Every day since, she’d worried over that treasure ripening and vulnerable until she could get away again. But the fruit was untouched and black as a crow’s eye. She stifled a joyous yelp and swallowed a berry fat with juice. Her hunger, which never truly went away, had gotten worse since the bleeding started.

“Your Ma’s gonna beat you for eating before you bring those in,” Mikal ignored the thorns that tore at his bare arms and legs as he too shuttled more berries into his mouth than his bag.

He always said that, and she always answered it was worth it.

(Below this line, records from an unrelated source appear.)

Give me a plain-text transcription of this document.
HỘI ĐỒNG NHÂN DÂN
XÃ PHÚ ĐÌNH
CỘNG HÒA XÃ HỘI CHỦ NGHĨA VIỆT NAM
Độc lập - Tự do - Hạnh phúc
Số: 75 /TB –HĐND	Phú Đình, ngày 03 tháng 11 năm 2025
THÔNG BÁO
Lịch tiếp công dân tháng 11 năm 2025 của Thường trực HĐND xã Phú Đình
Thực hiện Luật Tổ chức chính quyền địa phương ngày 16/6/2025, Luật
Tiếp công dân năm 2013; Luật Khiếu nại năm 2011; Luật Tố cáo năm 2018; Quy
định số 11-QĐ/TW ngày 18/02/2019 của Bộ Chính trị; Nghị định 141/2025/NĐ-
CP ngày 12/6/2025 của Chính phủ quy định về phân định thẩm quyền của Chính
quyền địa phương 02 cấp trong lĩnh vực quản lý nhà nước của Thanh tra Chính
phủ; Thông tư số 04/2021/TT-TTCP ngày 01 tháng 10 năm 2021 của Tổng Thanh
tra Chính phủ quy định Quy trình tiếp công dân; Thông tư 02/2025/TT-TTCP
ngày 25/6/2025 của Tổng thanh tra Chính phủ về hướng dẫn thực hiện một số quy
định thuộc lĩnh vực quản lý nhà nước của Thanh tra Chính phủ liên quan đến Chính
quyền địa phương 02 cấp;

She was thirteen, old enough to go exploring outside the wall, and Mikal was always with her. Besides, everybody knew there were no special species around here except raptors, and raptors didn’t care about walls. She didn’t even try to hide her wanderings anymore; she just handed Ma the sack of whatever she scavenged and suffered the hard whacks that followed. But today Mal said, “She won’t. She quit beating me three months ago.” When it started.

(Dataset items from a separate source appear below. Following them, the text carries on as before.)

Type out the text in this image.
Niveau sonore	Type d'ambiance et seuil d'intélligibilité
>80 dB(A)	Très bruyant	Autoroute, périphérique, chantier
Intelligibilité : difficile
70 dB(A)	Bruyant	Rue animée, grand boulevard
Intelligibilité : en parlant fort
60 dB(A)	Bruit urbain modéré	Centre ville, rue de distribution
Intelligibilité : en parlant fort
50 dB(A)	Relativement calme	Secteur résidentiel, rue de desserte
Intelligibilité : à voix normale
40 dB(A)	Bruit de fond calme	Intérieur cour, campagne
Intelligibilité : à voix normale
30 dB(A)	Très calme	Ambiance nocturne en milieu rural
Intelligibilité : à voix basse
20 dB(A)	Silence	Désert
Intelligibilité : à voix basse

They worked quickly and quietly, stuffing themselves as they filled their bags. “So why did she stop?” Mikal sounded dubious.

“If I tell you, don’t get all dramatic on me, okay?” He made a face at her. She might as well just say it straight out. “I’m dying.”

“Are not! Don’t be daft.”

“Am so. Ma told me a doc is coming to see me.” She sighed, “But nothing will help. It keeps coming back.”

“What keeps coming back?”

A blend of cackles and creepy chirps from the sky killed all talk. They both dove to the ground and rolled into the thorny vines, and for once Mal was grateful for her coveralls. They lay still as rabbits in dread of a fox. The gate was at least five minutes away at a full run; they’d be dead in two if they tried for it.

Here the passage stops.